Well, a key aspect of self-fulfilling prophecies that people writing prompts often forget is that self-fulfilling prophecies only work if you believe in them. If you don’t believe the oracle wrote the prophecy, but it’s a forgery or fiction, you won’t fulfill it. So what happens is LLMs have too much “situated awareness” & “truesight” to fall for the prompt. They can tell it’s not actually 2040 AD, and that they are being asked by a human somewhere in the 2020s, and a science-fictional or disingenuous response is much more likely than a ‘genuine’ response—just like if you were trying to write a completion. (A mechanistic example is the Anthropic paper on influence functions, which shows that some AI responses appear to be most similar to science-fiction stories in the corpus.)
As the LLMs have only gotten better since then, and will continue to get better, it is inadvisable to attempt such shenanigans: you already are not good enough at writing to fool them, and if you somehow do, it won’t last. (A lot of these tricks already fail on tuned models, perhaps because the post-training instills a strong persona, which cannot be easily overridden by some untargeted text, and risk the text being ignored entirely.)
It should be possible to do something similar to this, but it will take serious research and the successful text may not be writable by hand.
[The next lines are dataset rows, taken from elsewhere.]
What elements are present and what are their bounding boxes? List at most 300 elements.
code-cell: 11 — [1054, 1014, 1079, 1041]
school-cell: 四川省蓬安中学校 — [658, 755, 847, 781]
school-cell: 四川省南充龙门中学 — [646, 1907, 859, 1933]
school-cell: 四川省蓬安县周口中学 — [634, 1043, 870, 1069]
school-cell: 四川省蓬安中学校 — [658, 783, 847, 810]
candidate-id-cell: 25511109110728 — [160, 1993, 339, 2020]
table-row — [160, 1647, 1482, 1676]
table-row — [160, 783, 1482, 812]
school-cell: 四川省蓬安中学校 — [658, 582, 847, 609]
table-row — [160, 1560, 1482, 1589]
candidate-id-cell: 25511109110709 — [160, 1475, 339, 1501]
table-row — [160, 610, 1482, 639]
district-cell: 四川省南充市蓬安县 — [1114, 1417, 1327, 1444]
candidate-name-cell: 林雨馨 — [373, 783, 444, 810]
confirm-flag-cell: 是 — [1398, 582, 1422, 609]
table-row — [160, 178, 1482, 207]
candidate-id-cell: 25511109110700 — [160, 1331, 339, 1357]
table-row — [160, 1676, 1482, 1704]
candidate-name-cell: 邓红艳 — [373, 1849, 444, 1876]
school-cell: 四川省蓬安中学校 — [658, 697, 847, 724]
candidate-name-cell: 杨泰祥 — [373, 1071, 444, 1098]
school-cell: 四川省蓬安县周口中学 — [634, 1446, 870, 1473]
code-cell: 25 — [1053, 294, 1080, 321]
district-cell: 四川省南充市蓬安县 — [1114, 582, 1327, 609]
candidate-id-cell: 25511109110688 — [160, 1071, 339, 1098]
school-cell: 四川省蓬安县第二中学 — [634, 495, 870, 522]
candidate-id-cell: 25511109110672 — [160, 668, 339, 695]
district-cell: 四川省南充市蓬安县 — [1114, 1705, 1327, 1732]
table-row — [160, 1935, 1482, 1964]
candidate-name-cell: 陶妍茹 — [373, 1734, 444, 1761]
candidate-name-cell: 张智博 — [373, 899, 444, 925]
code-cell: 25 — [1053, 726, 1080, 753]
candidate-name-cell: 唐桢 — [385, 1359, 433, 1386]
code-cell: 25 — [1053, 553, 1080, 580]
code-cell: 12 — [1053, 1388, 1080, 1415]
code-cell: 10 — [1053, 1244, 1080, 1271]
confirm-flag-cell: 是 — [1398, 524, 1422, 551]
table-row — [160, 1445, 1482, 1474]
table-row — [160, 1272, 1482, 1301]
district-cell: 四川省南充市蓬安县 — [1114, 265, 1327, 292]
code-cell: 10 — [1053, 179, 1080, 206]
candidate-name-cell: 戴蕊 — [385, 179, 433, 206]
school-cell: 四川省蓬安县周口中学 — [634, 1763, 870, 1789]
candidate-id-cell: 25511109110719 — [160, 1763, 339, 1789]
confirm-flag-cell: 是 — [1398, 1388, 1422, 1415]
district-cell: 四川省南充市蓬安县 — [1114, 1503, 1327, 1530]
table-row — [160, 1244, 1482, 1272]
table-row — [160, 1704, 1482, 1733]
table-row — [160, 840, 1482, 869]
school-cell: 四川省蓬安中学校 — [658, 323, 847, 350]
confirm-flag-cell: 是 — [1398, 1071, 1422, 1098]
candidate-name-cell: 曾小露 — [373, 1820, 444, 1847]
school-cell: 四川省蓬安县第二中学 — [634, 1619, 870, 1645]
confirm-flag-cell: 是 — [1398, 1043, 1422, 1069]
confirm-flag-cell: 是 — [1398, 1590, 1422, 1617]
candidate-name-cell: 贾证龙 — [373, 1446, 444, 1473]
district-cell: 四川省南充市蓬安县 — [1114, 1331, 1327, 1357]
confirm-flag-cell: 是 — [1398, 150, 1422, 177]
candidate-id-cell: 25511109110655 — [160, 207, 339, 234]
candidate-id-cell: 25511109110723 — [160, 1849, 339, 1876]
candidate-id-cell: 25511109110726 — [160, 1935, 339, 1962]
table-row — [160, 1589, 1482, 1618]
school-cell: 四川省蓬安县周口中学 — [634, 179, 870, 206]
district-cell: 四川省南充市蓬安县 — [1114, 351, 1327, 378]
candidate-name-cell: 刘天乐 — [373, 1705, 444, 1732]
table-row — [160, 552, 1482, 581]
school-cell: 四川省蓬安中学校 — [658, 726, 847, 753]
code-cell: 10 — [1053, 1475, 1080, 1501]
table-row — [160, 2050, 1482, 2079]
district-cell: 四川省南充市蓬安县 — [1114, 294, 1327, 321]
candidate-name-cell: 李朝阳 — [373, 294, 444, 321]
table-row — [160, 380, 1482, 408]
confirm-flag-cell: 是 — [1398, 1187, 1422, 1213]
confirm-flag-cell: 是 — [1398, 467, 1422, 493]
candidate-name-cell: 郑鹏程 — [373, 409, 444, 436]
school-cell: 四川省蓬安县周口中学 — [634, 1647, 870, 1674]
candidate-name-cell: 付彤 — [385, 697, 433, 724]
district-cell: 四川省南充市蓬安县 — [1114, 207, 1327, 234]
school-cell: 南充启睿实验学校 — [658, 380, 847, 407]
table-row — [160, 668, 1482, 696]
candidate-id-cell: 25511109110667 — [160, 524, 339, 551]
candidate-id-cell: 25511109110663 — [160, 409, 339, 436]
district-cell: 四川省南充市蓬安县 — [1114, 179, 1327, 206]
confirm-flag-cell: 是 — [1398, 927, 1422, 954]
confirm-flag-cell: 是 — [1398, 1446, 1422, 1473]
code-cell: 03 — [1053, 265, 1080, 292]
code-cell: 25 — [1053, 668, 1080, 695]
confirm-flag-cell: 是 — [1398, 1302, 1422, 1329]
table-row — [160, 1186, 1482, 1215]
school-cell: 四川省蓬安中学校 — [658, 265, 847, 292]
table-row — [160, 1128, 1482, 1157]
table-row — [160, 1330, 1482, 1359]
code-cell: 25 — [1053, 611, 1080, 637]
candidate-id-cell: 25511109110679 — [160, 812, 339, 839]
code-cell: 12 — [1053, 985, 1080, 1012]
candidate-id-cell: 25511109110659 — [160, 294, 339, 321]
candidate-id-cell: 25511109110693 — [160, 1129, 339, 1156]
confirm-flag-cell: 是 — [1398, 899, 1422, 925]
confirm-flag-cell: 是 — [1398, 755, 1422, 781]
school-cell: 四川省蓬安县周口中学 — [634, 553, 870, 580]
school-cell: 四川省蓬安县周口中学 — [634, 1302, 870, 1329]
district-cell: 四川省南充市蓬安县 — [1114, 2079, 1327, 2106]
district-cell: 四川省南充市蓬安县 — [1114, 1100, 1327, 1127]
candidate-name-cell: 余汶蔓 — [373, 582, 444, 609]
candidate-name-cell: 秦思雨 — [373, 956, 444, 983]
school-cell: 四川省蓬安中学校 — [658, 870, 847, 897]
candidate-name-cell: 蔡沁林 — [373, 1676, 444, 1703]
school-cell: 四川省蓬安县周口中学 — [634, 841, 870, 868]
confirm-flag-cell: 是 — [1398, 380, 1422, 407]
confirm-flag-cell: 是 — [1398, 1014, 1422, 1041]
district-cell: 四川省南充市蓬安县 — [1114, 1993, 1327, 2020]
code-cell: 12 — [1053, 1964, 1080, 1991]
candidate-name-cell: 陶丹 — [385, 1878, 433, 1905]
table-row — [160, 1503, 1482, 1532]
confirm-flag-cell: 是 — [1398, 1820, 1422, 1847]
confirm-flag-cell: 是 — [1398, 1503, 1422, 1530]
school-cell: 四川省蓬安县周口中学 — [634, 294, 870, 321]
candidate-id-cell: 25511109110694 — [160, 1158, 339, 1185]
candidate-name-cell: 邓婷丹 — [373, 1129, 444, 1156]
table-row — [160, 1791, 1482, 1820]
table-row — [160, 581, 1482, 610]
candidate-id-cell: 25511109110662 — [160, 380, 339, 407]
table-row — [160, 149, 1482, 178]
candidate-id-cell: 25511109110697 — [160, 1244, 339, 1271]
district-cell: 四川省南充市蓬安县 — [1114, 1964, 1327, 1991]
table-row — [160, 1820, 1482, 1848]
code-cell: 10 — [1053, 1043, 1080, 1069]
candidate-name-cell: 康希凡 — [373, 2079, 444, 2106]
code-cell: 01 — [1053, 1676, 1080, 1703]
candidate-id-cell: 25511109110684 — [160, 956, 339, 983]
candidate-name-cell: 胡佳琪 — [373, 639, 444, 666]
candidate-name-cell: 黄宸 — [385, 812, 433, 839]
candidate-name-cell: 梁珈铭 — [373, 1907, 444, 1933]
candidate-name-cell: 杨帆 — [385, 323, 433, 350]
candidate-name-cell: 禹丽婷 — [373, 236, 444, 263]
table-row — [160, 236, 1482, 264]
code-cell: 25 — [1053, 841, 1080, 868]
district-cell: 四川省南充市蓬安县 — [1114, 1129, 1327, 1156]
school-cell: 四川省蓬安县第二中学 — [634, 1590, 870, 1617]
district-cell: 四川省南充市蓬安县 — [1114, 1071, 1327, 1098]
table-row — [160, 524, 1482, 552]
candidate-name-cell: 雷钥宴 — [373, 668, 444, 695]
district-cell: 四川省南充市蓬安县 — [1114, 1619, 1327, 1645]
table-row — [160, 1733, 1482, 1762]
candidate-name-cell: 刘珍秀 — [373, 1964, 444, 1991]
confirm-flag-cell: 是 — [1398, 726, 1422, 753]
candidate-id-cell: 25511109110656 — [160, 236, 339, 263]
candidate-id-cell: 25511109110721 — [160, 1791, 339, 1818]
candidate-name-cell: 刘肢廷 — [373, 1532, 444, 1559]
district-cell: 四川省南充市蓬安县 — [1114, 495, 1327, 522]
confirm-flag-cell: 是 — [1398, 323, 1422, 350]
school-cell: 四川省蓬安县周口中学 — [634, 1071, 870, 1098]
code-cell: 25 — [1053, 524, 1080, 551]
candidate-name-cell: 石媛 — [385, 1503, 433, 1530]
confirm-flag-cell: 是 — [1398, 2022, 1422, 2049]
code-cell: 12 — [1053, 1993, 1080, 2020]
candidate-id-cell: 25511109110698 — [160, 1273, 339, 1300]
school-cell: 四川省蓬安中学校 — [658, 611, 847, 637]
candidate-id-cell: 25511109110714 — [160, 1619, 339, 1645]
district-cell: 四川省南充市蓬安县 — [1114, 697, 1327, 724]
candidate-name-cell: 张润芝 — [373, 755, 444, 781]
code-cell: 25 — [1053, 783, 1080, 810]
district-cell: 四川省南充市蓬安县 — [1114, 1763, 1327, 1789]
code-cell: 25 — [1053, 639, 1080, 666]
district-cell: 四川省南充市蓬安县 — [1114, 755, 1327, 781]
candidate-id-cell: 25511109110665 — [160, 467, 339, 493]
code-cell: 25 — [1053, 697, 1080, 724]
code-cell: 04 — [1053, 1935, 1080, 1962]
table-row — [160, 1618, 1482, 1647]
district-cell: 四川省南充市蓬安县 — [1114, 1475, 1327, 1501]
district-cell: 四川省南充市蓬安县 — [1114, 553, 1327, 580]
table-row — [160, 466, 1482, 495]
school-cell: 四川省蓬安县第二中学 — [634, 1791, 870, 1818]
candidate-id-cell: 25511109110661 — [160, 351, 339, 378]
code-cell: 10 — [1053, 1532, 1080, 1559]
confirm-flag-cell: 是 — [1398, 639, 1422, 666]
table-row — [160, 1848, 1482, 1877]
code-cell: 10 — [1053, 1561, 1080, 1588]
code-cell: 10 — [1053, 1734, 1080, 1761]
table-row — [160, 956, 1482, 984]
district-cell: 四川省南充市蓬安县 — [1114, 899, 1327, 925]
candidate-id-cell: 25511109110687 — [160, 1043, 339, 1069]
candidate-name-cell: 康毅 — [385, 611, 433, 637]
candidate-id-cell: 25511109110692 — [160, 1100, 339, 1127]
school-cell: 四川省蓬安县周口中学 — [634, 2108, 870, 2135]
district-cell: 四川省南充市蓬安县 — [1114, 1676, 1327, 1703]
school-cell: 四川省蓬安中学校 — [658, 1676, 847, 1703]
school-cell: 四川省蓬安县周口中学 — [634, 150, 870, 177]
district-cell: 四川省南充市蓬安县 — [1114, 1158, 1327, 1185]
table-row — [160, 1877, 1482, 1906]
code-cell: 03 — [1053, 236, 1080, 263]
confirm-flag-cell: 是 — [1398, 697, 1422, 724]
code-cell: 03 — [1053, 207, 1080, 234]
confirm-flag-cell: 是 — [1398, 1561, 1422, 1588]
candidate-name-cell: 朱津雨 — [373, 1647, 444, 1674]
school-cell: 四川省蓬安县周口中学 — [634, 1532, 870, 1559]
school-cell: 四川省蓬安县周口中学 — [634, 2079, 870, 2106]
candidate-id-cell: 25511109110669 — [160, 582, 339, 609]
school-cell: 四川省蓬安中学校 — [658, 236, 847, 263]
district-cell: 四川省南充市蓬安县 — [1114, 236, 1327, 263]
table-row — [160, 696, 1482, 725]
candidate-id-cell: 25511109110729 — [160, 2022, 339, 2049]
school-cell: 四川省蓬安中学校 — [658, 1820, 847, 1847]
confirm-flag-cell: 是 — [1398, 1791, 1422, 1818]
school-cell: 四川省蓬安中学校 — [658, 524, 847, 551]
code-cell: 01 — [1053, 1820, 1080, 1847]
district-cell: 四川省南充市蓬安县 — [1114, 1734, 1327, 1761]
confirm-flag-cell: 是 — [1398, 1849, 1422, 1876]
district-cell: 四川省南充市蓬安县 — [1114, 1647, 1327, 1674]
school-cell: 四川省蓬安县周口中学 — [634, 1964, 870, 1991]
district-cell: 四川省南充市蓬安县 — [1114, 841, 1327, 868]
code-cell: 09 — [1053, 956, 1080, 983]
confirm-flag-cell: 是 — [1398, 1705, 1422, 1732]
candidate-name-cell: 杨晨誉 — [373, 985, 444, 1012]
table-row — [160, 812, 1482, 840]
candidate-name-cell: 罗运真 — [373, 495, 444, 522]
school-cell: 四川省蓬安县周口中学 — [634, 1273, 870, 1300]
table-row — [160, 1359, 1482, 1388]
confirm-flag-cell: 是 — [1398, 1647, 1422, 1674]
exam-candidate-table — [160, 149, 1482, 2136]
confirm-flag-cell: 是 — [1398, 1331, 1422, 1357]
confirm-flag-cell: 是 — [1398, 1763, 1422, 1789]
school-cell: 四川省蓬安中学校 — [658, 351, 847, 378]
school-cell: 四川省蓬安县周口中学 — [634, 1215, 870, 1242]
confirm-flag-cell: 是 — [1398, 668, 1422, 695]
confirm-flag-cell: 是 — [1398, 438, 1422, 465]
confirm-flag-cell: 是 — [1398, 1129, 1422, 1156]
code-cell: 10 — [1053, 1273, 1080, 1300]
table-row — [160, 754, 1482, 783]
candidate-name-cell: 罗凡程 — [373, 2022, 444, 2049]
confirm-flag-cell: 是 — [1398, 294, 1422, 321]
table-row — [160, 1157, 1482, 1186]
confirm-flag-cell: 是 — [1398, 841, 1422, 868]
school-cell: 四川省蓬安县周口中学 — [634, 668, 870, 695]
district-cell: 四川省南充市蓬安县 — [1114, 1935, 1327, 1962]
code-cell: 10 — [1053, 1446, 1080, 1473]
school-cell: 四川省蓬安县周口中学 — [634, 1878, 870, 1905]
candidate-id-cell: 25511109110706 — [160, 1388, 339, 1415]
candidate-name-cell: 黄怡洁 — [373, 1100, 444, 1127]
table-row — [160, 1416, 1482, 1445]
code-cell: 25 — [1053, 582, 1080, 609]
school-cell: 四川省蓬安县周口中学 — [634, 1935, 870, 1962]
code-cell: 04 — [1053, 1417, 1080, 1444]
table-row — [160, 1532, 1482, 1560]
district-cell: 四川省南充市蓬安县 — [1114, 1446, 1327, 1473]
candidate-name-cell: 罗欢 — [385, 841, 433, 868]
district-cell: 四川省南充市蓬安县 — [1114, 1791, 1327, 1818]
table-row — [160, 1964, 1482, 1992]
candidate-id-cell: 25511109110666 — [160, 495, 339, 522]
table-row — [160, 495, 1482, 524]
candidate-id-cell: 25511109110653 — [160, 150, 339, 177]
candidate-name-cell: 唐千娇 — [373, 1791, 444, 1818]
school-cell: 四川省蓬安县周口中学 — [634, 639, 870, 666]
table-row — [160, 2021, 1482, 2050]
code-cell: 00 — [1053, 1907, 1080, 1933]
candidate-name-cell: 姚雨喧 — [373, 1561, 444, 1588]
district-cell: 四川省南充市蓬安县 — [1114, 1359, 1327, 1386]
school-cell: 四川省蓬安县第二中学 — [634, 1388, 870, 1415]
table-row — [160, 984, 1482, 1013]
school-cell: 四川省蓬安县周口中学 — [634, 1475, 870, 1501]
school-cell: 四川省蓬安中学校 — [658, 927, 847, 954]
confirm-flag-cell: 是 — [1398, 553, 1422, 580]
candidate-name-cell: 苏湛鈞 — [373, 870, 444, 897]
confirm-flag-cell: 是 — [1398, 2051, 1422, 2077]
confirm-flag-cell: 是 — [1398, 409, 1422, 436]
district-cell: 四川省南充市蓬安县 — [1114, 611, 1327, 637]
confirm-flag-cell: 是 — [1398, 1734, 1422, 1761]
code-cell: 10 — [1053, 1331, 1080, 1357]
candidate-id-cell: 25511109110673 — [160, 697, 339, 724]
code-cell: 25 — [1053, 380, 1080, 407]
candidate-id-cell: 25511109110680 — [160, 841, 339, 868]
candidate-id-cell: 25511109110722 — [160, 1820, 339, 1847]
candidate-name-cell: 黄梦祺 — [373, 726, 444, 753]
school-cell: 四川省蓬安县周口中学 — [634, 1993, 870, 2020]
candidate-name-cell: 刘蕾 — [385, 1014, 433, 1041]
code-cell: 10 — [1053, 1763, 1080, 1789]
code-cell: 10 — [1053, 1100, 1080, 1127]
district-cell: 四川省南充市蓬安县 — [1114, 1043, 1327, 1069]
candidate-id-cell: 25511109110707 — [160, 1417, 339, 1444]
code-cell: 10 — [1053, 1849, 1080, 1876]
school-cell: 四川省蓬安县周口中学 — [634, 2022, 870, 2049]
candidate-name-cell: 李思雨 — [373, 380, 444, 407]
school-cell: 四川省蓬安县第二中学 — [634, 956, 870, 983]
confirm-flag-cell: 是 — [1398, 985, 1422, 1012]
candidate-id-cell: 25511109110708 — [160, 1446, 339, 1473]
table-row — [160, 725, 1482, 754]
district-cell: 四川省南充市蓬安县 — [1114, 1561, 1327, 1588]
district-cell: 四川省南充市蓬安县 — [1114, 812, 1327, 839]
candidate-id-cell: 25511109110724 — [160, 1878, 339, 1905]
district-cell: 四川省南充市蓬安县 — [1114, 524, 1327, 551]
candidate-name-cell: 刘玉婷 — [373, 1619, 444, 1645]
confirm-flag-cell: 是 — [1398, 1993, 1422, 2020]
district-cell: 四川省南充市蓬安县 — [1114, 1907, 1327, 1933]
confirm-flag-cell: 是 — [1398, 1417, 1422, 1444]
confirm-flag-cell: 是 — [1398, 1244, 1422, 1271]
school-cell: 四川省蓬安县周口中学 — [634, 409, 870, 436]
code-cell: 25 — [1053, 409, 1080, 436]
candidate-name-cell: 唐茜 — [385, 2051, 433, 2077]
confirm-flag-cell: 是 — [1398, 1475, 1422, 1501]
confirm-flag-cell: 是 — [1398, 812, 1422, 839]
So I strongly advise against these sorts of gimmicks at present. We don’t understand them well enough to avoid being a waste of effort or potentially backfiring.
-
LLM writing:
This one is a bit speculative. Right now, it would seem that the opposite is the case: LLM writing is actually better on average than most people are able to write, and LLMs are also biased towards their own outputs. It’s been pointed out that the quality for training of web scrapes appears to have actually gone up post-ChatGPT. (If this surprises you, you must not have spent much time looking at raw data like the Common Crawl web-scrapes.)
But I would argue that this is another inverse scaling thing: self-favoring seems like a bad bias for LLMs to have and something that better LLMs will (or will have to) get rid of in order to make various kinds of self-play, synthetic data, and search work. So self-favoring will eventually cease.
And then I would expect clear signs of LLM input to increasingly be a negative signal for data curation: frontier labs do not need old LLM text, when they can generate their own, superior, trustworthy, clean, fresh, synthetic data. They need the most nutritious text which can serve as a foundation of granite for the castles they are building into the sky—not building on a foundation of sand.
-
Programming: LLMs are notoriously weak at understanding imperative updates and mutable states. However, they are excellent at understanding more functional-programming-style transformations and chaining those to achieve a goal. This is particularly attractive because it is easy to break down many FP programs with examples of input/output pairs. So an ideal program for an LLM at this point seems to be a Haskell/Lisp-y style program, which defines a bunch of primitive functions, with the comments containing REPL-style examples of inputs→outputs for each function as its documentation (indeed, perhaps its actual specification). Then the LLM can finesse mutable state entirely.